Depuis le début de la crise sécuritaire dans les régions du Nord-Ouest et du Sud-Ouest, des scènes de profanation des dépouilles se multiplient au mépris des législations nationales et internationales en matière de protection de la dignité des morts. Laquelle prescrit un traitement humain et digne des corps, même après la vie.
A juste titre, la règle 113 du droit international humanitaire coutumier – relatif à la protection des morts contre le dépouillement et la mutilation – auquel le Cameroun est partie, dispose que « Chaque partie au conflit doit prendre toutes les mesures possibles pour empêcher que les morts ne soient dépouillés. La mutilation des cadavres est interdite ». « Selon la pratique des États, cette règle constitue une norme de droit international coutumier applicable dans les conflits armés tant internationaux que non internationaux (…) Cette règle s’applique à tous les morts, sans distinction de caractère défavorable (voir règle 88). Elle s’applique donc aux morts quelle que soit la partie à laquelle ils appartiennent, mais aussi qu’ils aient ou non participé directement aux hostilités », précise cet instrument juridique.
Bien plus, le code pénal camerounais va au-delà d’une simple prescription d’un traitement digne et respectueux des dépouilles, et envisage des sanctions. « Est puni d’un emprisonnement de trois mois à cinq ans et d’une amende de 10 000 Fcfa à 100 000, celui qui : a) viole les tombeaux et les sépultures, b) profane tout ou partie d’un cadavre humain enseveli ou non », lit-on à l’article 274.

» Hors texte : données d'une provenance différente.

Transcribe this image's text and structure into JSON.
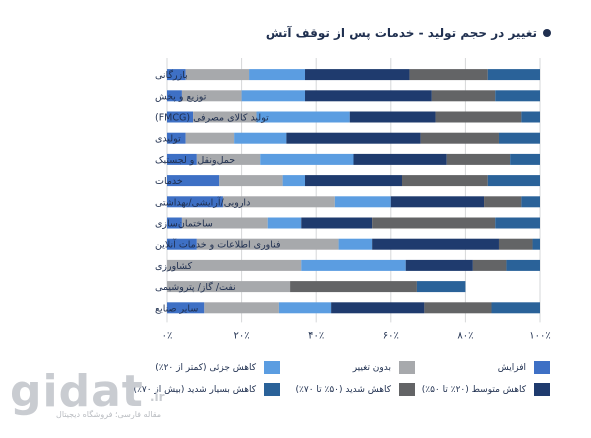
{
  "title": "تغییر در حجم تولید - خدمات پس از توقف آتش",
  "watermark": {
    "logo": "gidat",
    "domain": ".ir",
    "subtitle": "مقاله فارسی؛ فروشگاه دیجیتال"
  },
  "chart_data": {
    "type": "bar",
    "orientation": "horizontal",
    "stacked": "percent",
    "title": "تغییر در حجم تولید - خدمات پس از توقف آتش",
    "categories": [
      "بازرگانی",
      "توزیع و پخش",
      "تولید کالای مصرفی (FMCG)",
      "تولیدی",
      "حمل‌ونقل و لجستیک",
      "خدمات",
      "دارویی/آرایشی/بهداشتی",
      "ساختمان‌سازی",
      "فناوری اطلاعات و خدمات آنلاین",
      "کشاورزی",
      "نفت/ گاز/ پتروشیمی",
      "سایر صنایع"
    ],
    "series": [
      {
        "name": "افزایش",
        "color": "#3e70c5",
        "values": [
          5,
          4,
          7,
          5,
          8,
          14,
          15,
          4,
          8,
          0,
          0,
          10
        ]
      },
      {
        "name": "بدون تغییر",
        "color": "#a7a9ac",
        "values": [
          17,
          16,
          17,
          13,
          17,
          17,
          30,
          23,
          38,
          36,
          33,
          20
        ]
      },
      {
        "name": "کاهش جزئی (کمتر از ۲۰٪)",
        "color": "#5b9de1",
        "values": [
          15,
          17,
          25,
          14,
          25,
          6,
          15,
          9,
          9,
          28,
          0,
          14
        ]
      },
      {
        "name": "کاهش متوسط (۲۰٪ تا ۵۰٪)",
        "color": "#1f3b6e",
        "values": [
          28,
          34,
          23,
          36,
          25,
          26,
          25,
          19,
          34,
          18,
          0,
          25
        ]
      },
      {
        "name": "کاهش شدید (۵۰٪ تا ۷۰٪)",
        "color": "#636466",
        "values": [
          21,
          17,
          23,
          21,
          17,
          23,
          10,
          33,
          9,
          9,
          34,
          18
        ]
      },
      {
        "name": "کاهش بسیار شدید (بیش از ۷۰٪)",
        "color": "#2a6299",
        "values": [
          14,
          12,
          5,
          11,
          8,
          14,
          5,
          12,
          2,
          9,
          13,
          13
        ]
      }
    ],
    "xlim": [
      0,
      100
    ],
    "ticks": [
      "۰٪",
      "۲۰٪",
      "۴۰٪",
      "۶۰٪",
      "۸۰٪",
      "۱۰۰٪"
    ],
    "grid": true,
    "legend_position": "bottom"
  }
}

Au sens de la culture africaine, il est strictement interdit de profané une dépouille. « En négro-culture, on a un respect sacrosaint de la personne humaine. Et ce respect ne disparaît pas avec le décès. Bien au contraire, même quand un forcené a trouvé la mort, on lui donne des obsèques dignes parce que l’être humain ne cesse pas de vivre après la vie dans le monde physique. Il devient un existant dans le monde de l’au-delà, et s’il a mené une vie vertueuse, c’est lui qui devient l’intercesseur de la communauté des vivants auprès de Dieu […] On respecte l’être humain et de façon plus sacrée la dépouille. Il est donc hors de question d’humilier celui qui est mort en faisant une exposition de manière hilare et honteuse », déclare François Bingono Bingono, anthropologue.

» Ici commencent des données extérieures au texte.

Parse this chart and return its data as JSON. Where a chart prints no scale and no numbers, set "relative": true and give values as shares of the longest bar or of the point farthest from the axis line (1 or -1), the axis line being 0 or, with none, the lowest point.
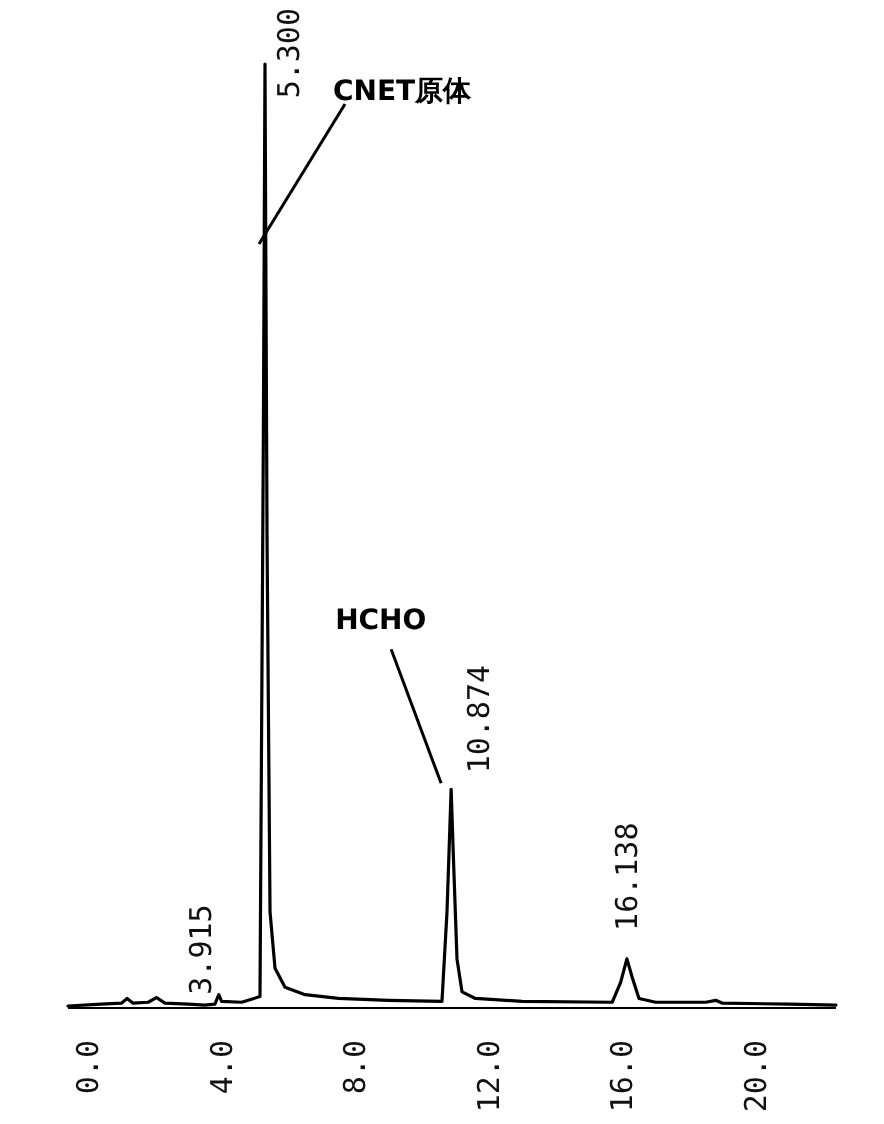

En outre, « en négro-civilisation, le manque de respect aux morts c’est quelque chose d’inadmissible. Cela ne s’était jamais pratiqué en Afrique. Même quand, à l’occasion des guerres intertribales ou inter-claniques, on avait eu la possibilité de donner la mort au chef de file d’en face, on n’exposait jamais le corps. On laissait que le peuple vaincu vienne récupérer les cadavres et les enterre dignement », ajoute l’anthropologue.

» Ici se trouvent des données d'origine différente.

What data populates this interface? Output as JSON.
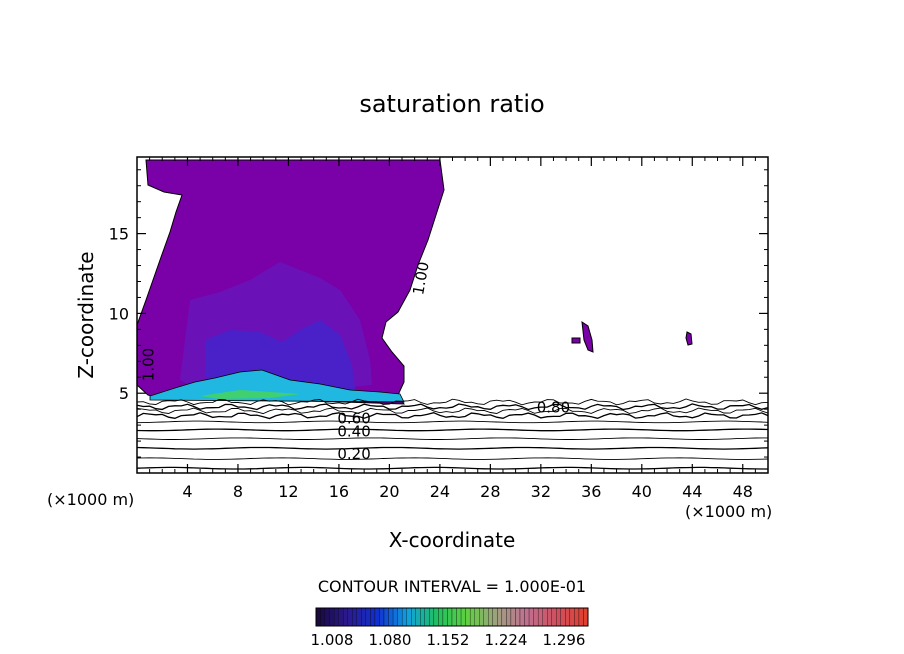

Ceux qui se rendent coupables de la profanation des dépouilles ne sont pas à l’abri des poursuites, au sens de la règle 113 du dih coutumier. Mais pas seulement. Du point de vue anthropologique, il existerait aussi des représailles. « Ces personnes finissent toujours mal. Vers la fin de leur vie, ces personnes-là commencent à subir les agressions mentales des personnes qu’elles ont torturées, mises à mort et malmenées. Il y a inévitablement des représailles qui auront des manifestations physiques, avec des maladies qui commencent souvent par les terminaisons biologiques qui ont été utilisées pour ses mutilations, comme les mains. Le mental aussi est si affecté qu’il arrive un moment où tout ce qu’on a fait comme mal reflue en soi et on commence des choses qui ressemblent à des cauchemars », conclut François Bingono Bingono.
Faut-il le préciser, en 2022, Human Rights Watch dénombrait déjà au moins 6000 personnes tuées dans le cadre de la crise sociopolitique du Nord-Ouest et du Sud-Ouest. Parmi les personnes ayant perdu la vie dans ce conflit armé non international, plusieurs dizaines de corps ont été dépouillés, mutilés, et profanés.